His daughter, Paula Riemer, lives in Pittsburgh, and his son, Murray, lives in Michigan. He has five grandchildren, one of whom will celebrate her bat mitzvah this month.

Despite misgivings, Mr. Sittsamer returned to Poland in May 2000 on a trip sponsored by the Holocaust Center. Along with 33 travelers, he visited five concentration camps.

But his goal was to find the mass grave where his father was buried. He found it in a field far from a main road near Mielec. A tall, stone marker was enclosed by a wrought-iron fence and the entrance padlocked. Undeterred, he climbed over it and lit two candles.

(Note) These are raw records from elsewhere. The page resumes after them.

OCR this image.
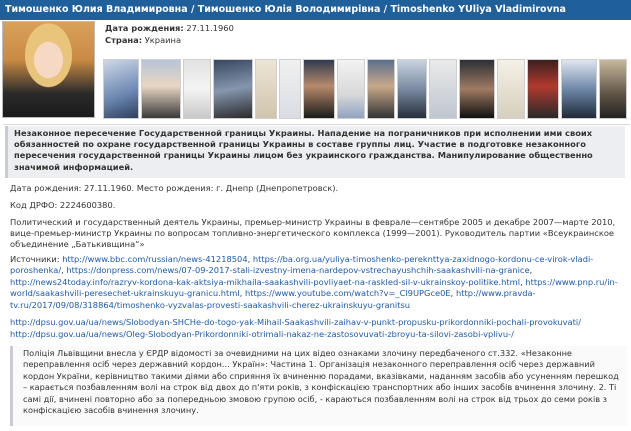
Тимошенко Юлия Владимировна / Тимошенко Юлія Володимирівна / Timoshenko YUliya Vladimirovna
Дата рождения: 27.11.1960
Страна: Украина
Незаконное пересечение Государственной границы Украины. Нападение на пограничников при исполнении ими своих обязанностей по охране государственной границы Украины в составе группы лиц. Участие в подготовке незаконного пересечения государственной границы Украины лицом без украинского гражданства. Манипулирование общественно значимой информацией.
Дата рождения: 27.11.1960. Место рождения: г. Днепр (Днепропетровск).
Код ДРФО: 2224600380.
Политический и государственный деятель Украины, премьер-министр Украины в феврале—сентябре 2005 и декабре 2007—марте 2010, вице-премьер-министр Украины по вопросам топливно-энергетического комплекса (1999—2001). Руководитель партии «Всеукраинское объединение „Батькивщина“»
Источники: http://www.bbc.com/russian/news-41218504, https://ba.org.ua/yuliya-timoshenko-pereknttya-zaxidnogo-kordonu-ce-virok-vladi-poroshenka/, https://donpress.com/news/07-09-2017-stali-izvestny-imena-nardepov-vstrechayushchih-saakashvili-na-granice, http://news24today.info/razryv-kordona-kak-aktsiya-mikhaila-saakashvili-povliyaet-na-raskled-sil-v-ukrainskoy-politike.html, https://www.pnp.ru/in-world/saakashvili-peresechet-ukrainskuyu-granicu.html, https://www.youtube.com/watch?v=_Cl9UPGce0E, http://www.pravda-tv.ru/2017/09/08/318864/timoshenko-vyzvalas-provesti-saakashvili-cherez-ukrainskuyu-granitsu
http://dpsu.gov.ua/ua/news/Slobodyan-SHCHe-do-togo-yak-Mihail-Saakashvili-zaihav-v-punkt-propusku-prikordonniki-pochali-provokuvati/
http://dpsu.gov.ua/ua/news/Oleg-Slobodyan-Prikordonniki-otrimali-nakaz-ne-zastosovuvati-zbroyu-ta-silovi-zasobi-vplivu-/
Поліція Львівщини внесла у ЄРДР відомості за очевидними на цих відео ознаками злочину передбаченого ст.332. «Незаконне переправлення осіб через державний кордон... Україн»: Частина 1. Організація незаконного переправлення осіб через державний кордон України, керівництво такими діями або сприяння їх вчиненню порадами, вказівками, наданням засобів або усуненням перешкод – карається позбавленням волі на строк від двох до п'яти років, з конфіскацією транспортних або інших засобів вчинення злочину. 2. Ті самі дії, вчинені повторно або за попередньою змовою групою осіб, - караються позбавленням волі на строк від трьох до семи років з конфіскацією засобів вчинення злочину.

For the first time in his life, Mr. Sittsamer prayed the mourner's Kaddish at the mass grave that held his father's remains and 299 other Jews.

"I told the group that I had something to say to my father and that it would be very emotional. I told him ... how much I missed him when he was taken away from me. I told him that my mother, Perla, my brothers, Israel and Josef, and my sisters, Devora and Gitla, had also been taken away from me.

"I told him that I have a wonderful wife who had given me two beautiful children, Paula, who was named for my mother, and Murray, who was named for him. I also told him that he has five super, loving great-grandchildren who I am very proud of and love very much. I told him to rest in peace."

When he finished, his companions' eyes were wet with tears.